Ontem, nas ruas de Nova Vitória, viaturas com policiais de armas em punho passam a cada instante – especialmente na região da Maria Meire. “Estou apreensiva. Só saí de casa porque tive que ir na escola de meu filho”, disse outra moradora que estava na rua. As pichações com as iniciais do Bonde do Maluco (BDM), uma das facções mais violentas do estado, revelam um pouco da rotina dos moradores. "A senhora não sabe o que acontece aqui, moça", disse um homem. Ao ser confrontado, desconversou. Não seria ele a contar o que acontece ali.

"As vítimas todas têm ligação com o tráfico de drogas, inclusive, as três adolescentes que foram mortas na sexta-feira. Elas eram namoradas de grandes traficantes e estavam com os traficantes no momento em que foram mortos, e por conta disso também elas foram mortas. Não tem nenhuma inocente, todas tem vinculo com o tráfico de drogas. Inclusive, a família de todos eles sabem disso", diz a titular da 4ª Delegacia de Homicídios de Camaçari, delegada Maria Tereza.

 Ela explica como uma disputa entre dois criminosos resultou na matança do final de semana. "Em Camaçari tem dois grandes traficantes, Kila e Nicão. Nicão, pra ganhar força, porque estava no presídio, se uniu a dois outros traficantes, que não eram tão grandes assim, mas que ganharam força com Nicão: Capenga e Nana. Esses três se uniram para atacar os meninos de Kila. Por conta disso, Kila se sentiu acuado e nesse final de semana atacou os meninos de Nicão. Então, houve toda essa chacina por conta da briga desses dois traficantes: Kila e Nicão. Bruno é um menino que se diz Máquina, se intitula Máquina, mas ele é o braço direito de Kila. Então, ele participou de forma direta desses homicídios e quando ele não mata, ele determina quem vai matar".

Reforço
Até o prefeito de Camaçari, Ademar Delgado (PCdoB), pediu reforço na segurança à Secretaria da Segurança do Estado (SSP-BA). Em nota, a SSP informou que intensificou o policiamento na região, com a presença de 156 policiais militares, inclusive com a participação do Grupamento Aéreo da Polícia Militar (Graer), do Esquadrão de Motociclistas Águia, do Batalhão de Choque e também das especializadas como a Caatinga, que atua no Polo Industrial.

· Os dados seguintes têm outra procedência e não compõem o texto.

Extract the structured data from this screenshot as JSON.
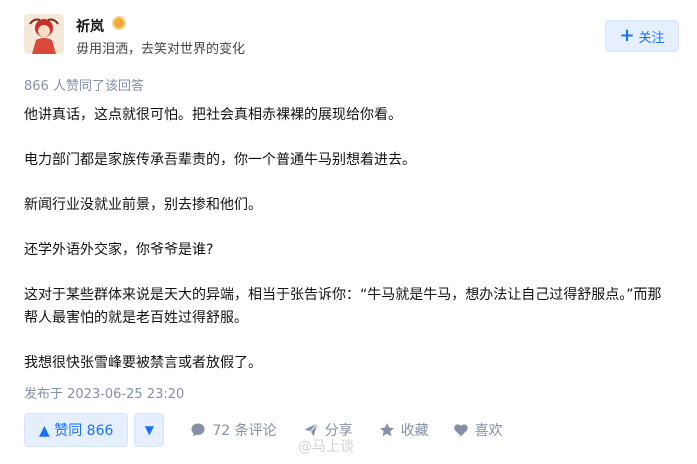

O secretário da Segurança, Maurício Barbosa, afirmou que a polícia faz há quase um ano e meio o monitoramento das quadrilhas e facções de Camaçari. "Nós já fizemos inúmeras operações com apreensão de armas, drogas e prisão de pessoas. Infelizmente, algumas dessas pessoas que hoje rivalizam e que foram responsáveis pelas ocorrências do último final de semana acabaram conseguindo sua liberdade através de questões relacionadas a processos, mas que, infelizmente, isso voltou a acirrar essas disputas entre os traficantes. Uma das lideranças voltou a ser presa há quase 20 dias, depois de um esforço da Polícia Civil juntamente com órgãos de inteligência e sabemos que essa prisão pode ter relação com o enfraquecimento por parte deste traficante e uma possível tomada de território pelo seu rival. Então, a ordem é: primeiro, fortalecer as ações no bairro onde se deu essas principais ocorrências", explica.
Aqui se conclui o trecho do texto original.